There was a time when people who were ill kept to their sick beds at home, but 20th century advances in medical technology made it necessary (and beneficial) for many people to stay in the hospital for constant monitoring. However, further leaps and bounds in tech are now making it possible for some patients to have the best of both worlds by returning to the comfort of their homes while still having their vitals checked, thanks to remote patient monitoring.
Using monitoring equipment, a healthcare provider can keep tabs on a patient’s clinical data. Glucose meters, ECGs and blood pressure monitors are among the most common types of RPM equipment used, but the array of available technologies is rapidly expanding.

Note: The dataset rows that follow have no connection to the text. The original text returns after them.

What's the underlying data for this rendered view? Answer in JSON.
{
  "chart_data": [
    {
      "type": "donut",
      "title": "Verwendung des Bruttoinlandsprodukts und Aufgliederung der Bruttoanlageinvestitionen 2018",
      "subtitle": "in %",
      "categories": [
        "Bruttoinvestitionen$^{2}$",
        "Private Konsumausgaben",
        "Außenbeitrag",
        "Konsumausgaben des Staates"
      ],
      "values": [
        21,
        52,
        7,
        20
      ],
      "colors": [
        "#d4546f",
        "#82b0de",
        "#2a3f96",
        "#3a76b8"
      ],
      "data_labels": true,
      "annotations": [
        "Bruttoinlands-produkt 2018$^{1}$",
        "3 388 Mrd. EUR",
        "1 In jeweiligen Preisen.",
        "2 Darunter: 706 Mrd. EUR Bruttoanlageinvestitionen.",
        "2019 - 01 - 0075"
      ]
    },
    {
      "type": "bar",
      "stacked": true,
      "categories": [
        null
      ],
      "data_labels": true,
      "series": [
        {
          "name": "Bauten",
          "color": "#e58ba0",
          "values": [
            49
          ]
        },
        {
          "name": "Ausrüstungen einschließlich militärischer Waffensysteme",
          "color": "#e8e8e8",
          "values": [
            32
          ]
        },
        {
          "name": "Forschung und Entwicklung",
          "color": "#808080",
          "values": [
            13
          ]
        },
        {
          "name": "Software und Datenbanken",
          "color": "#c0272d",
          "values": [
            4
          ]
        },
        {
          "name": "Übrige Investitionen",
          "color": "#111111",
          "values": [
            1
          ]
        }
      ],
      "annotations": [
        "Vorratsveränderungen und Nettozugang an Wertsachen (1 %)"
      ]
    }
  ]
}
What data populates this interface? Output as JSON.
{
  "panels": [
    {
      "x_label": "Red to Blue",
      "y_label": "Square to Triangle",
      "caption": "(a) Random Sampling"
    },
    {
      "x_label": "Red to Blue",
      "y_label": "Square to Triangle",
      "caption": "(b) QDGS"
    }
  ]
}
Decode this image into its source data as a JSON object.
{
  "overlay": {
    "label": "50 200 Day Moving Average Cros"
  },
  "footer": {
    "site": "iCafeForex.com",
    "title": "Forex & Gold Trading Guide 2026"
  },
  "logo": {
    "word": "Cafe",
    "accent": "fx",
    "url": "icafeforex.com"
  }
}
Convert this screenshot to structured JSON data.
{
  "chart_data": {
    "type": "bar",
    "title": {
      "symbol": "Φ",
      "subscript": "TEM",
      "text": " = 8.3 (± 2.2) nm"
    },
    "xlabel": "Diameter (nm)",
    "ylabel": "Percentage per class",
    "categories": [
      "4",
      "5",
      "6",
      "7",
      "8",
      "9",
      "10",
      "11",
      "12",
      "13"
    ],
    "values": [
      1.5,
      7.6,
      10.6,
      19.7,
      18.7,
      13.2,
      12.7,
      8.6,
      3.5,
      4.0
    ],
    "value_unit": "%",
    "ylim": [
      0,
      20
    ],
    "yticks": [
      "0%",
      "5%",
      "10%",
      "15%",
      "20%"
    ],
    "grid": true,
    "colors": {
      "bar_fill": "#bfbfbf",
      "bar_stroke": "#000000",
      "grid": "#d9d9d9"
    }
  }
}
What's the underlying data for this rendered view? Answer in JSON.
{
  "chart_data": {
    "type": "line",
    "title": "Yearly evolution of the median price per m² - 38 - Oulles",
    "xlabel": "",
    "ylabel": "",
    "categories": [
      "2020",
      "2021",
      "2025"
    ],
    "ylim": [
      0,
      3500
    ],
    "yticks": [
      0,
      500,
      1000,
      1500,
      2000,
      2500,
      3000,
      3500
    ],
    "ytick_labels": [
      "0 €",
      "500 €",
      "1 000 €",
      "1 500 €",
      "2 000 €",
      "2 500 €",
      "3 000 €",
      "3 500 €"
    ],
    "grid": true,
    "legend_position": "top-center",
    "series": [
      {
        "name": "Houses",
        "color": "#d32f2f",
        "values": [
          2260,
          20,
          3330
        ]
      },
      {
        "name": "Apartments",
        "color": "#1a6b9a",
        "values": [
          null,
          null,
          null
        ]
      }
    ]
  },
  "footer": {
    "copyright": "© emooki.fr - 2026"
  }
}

Cheaper, portable machines and devices that can be used at home, combined with the power of digital technology and the ubiquity of smartphones, are making remote patient monitoring a reality. Right now, a patient can get a stand-alone blood pressure cuff to use at home, wirelessly connect it to an app on their phone to get a reading and then send the results to their doctor.
Sophisticated cloud-sharing platforms are also a key part of remote patient monitoring. Some of them enable a provider to offer an RPM program for patients because it provides support for integrating numerous devices and allows healthcare professionals to manage patient data. Dedicated patient portals can also empower patients to take more control by both accessing and uploading their health information and images (e.g., X-rays).